Classification: If an existing structure is already known, data mining can be used to classify new cases into these pre-determined categories. Learning from a large set of pre-classified examples, algorithms can detect persistent systemic differences between items in each group and apply these rules to new classification problems. Spam filters are a great example of this – large sets of emails that have been identified as spam have enabled filters to notice differences in word usage between legitimate and spam messages, and classify incoming messages according to these rules with a high degree of accuracy.

Regression: Data mining can be used to construct predictive models based on many variables. Facebook, for example, might be interested in predicting future engagement for a user based on past behavior. Factors like the amount of personal information shared, number of photos tagged, friend requests initiated or accepted, comments, likes etc. could all be included in such a model.

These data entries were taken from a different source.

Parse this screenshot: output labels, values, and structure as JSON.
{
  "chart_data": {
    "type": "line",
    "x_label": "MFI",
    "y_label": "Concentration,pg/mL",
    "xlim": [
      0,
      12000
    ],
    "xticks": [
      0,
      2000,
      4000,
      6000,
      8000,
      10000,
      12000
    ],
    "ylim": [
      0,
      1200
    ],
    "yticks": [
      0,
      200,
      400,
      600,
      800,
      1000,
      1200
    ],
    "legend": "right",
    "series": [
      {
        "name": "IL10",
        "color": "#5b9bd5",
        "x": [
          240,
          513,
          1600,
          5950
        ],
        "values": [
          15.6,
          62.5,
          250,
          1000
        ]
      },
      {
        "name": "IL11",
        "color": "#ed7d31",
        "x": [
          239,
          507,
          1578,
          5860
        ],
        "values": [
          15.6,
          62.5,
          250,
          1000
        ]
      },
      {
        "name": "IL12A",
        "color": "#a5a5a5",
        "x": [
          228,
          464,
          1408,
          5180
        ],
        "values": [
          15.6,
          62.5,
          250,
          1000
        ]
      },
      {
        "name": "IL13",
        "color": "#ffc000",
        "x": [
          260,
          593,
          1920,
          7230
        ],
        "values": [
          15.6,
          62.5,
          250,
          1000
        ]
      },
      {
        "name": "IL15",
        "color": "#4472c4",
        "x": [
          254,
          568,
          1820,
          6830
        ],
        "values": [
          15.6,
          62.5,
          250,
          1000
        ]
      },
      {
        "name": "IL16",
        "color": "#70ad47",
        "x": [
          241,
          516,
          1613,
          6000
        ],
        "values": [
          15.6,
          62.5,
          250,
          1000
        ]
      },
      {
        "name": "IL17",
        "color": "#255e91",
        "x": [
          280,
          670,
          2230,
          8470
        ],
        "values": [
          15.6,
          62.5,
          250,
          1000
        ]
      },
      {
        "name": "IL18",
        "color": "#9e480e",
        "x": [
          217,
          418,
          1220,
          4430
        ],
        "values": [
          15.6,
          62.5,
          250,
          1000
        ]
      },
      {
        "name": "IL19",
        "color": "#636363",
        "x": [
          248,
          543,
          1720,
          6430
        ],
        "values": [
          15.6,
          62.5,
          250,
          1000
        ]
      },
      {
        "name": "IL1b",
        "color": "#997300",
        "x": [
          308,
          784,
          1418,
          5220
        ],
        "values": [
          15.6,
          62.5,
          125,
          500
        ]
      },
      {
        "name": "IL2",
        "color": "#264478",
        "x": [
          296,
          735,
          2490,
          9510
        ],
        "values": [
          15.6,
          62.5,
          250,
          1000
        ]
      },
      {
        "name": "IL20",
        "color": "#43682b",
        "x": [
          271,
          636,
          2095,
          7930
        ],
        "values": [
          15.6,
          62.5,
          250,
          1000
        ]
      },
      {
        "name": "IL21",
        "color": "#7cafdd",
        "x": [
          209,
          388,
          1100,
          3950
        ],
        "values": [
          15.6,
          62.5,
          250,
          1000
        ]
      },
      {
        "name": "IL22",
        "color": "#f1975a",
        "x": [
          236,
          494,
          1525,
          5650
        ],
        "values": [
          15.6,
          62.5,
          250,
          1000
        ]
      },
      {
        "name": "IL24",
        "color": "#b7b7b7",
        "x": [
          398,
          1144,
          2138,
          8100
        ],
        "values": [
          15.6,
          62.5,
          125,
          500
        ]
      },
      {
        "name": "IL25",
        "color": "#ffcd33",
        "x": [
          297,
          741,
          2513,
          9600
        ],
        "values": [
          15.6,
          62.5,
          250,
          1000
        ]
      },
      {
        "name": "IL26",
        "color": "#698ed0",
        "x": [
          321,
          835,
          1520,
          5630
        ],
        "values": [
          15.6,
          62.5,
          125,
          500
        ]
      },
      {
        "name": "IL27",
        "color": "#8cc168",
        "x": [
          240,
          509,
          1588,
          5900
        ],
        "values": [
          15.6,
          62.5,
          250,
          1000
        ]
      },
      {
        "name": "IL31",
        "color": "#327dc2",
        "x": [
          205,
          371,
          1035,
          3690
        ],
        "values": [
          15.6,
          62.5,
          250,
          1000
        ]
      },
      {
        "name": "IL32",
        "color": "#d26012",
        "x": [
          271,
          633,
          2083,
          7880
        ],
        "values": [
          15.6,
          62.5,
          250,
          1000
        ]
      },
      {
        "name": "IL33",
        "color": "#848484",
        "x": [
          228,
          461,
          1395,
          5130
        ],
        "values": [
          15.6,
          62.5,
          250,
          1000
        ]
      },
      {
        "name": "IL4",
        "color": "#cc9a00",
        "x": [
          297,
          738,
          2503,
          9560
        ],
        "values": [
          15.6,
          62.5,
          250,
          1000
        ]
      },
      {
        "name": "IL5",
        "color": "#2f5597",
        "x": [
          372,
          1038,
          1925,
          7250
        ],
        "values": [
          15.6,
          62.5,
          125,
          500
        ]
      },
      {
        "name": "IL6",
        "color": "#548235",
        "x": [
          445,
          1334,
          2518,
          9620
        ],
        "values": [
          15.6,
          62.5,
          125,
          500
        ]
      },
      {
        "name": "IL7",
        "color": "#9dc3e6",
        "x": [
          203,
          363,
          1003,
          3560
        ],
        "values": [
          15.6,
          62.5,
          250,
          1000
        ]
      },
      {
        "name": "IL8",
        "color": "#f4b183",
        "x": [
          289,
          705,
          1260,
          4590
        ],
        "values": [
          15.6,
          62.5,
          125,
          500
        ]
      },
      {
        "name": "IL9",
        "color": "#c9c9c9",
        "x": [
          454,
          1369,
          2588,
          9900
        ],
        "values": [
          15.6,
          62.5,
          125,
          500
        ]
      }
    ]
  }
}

Over time, this model could be honed to include or weight things differently as Facebook compares how the predictions differ from observed behavior. Ultimately these findings could be used to guide design in order to encourage more of the behaviors that seem to lead to increased engagement over time.

Several of these seem similar to methods commonly used by sociologists:

1. Anomaly detection seems like looking for outliers. On one hand, outliers can throw off basic measures of central tendency or dispersion. On the other hand, outliers can help prompt researchers to reassess their models and/or theories to account for the unusual cases.

2. Cluster detection and/or classification appear similar to factor analysis. This involves a statistical analysis of a set of variables to see which ones “hang together.” This can be helpful for finding categories and reducing the number of variables in an analysis to a lesser number of important concepts.

3. Regression is used all the time both for modeling and predictions.

This all reminds me of what I heard in graduate school about the difference between data mining and statistical research: data mining amounted to atheoretical analysis. In other words, you might find relationships  between variables (or apparent relationships between variables – could always be a spurious association or there could be suppressor or distorter effects) but you wouldn’t have compelling explanations for these relationships. While you might be able to develop some explanations, this is a different process than hypothesis testing where you set out to look and test for relationships and patterns.